Reputation: 111
I am trying to extract a substring from a text column using a regular expression, but in some cases, there are multiple instances of that substring in the string.
In those cases, I am finding that the query does not return the first occurrence of the substring. Does anyone know what I am doing wrong?
For example:
If I have this data:
create table data1
(full_text text, name text);
insert into data1 (full_text)
values ('I 56, donkey, moon, I 92')
I am using
UPDATE data1
SET name = substring(full_text from '%#"I ([0-9]{1,3})#"%' for '#')
and I want to get 'I 56'
not 'I 92'
Upvotes: 11
Views: 15121
Reputation: 447
Try the following expression. It will return the first occurrence:
SUBSTRING(full_text, 'I [0-9]{1,3}')
Upvotes: 2
Reputation: 4824
You can use regexp_match()
In PostgreSQL 10+
select regexp_match('I 56, donkey, moon, I 92', 'I [0-9]{1,3}');
Quote from documentation:
In most cases regexp_matches() should be used with the g flag, since if you only want the first match, it's easier and more efficient to use regexp_match(). However, regexp_match() only exists in PostgreSQL version 10 and up. When working in older versions, a common trick is to place a regexp_matches() call in a sub-select...
Upvotes: 0
Reputation:
You can use regexp_matches()
instead:
update data1
set full_text = (regexp_matches(full_text, 'I [0-9]{1,3}'))[1];
As no additional flag is passed, regexp_matches()
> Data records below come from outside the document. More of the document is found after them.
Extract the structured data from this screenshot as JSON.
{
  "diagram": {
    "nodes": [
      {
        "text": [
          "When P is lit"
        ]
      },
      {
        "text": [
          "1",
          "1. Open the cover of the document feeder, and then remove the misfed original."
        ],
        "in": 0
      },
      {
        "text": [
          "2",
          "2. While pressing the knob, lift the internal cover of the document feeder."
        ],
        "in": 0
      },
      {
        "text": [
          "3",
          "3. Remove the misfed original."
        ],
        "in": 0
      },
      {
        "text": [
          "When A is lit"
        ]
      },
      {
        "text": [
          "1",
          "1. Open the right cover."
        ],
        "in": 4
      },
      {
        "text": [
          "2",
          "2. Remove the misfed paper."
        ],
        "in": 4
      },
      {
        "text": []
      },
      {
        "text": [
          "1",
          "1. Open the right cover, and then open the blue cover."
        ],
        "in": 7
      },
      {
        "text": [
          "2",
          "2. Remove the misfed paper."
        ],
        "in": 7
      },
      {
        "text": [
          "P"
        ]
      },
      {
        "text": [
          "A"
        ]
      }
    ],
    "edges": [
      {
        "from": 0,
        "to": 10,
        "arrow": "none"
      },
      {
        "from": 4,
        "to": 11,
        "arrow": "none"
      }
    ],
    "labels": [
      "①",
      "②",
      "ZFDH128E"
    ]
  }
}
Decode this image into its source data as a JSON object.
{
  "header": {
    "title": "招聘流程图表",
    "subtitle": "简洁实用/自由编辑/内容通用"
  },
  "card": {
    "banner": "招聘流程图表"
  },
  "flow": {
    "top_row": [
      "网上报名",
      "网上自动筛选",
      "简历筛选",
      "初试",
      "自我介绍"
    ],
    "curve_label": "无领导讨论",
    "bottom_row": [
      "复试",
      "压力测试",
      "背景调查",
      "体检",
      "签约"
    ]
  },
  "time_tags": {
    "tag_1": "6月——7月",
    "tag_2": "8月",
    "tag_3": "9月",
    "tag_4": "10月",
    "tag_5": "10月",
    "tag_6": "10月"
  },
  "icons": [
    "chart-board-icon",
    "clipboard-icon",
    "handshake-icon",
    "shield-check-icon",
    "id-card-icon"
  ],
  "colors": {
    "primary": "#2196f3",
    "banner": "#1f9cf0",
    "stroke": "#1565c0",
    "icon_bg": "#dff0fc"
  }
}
only returns the first match - but it returns an array so you need to pick the first (and only) element from the result (that's the [1]
part)
It is probably a good idea to limit the update to only rows that would match the regex in the first place:
update data1
set full_text = (regexp_matches(full_text, 'I [0-9]{1,3}'))[1]
where full_text ~ 'I [0-9]{1,3}'
Upvotes: 15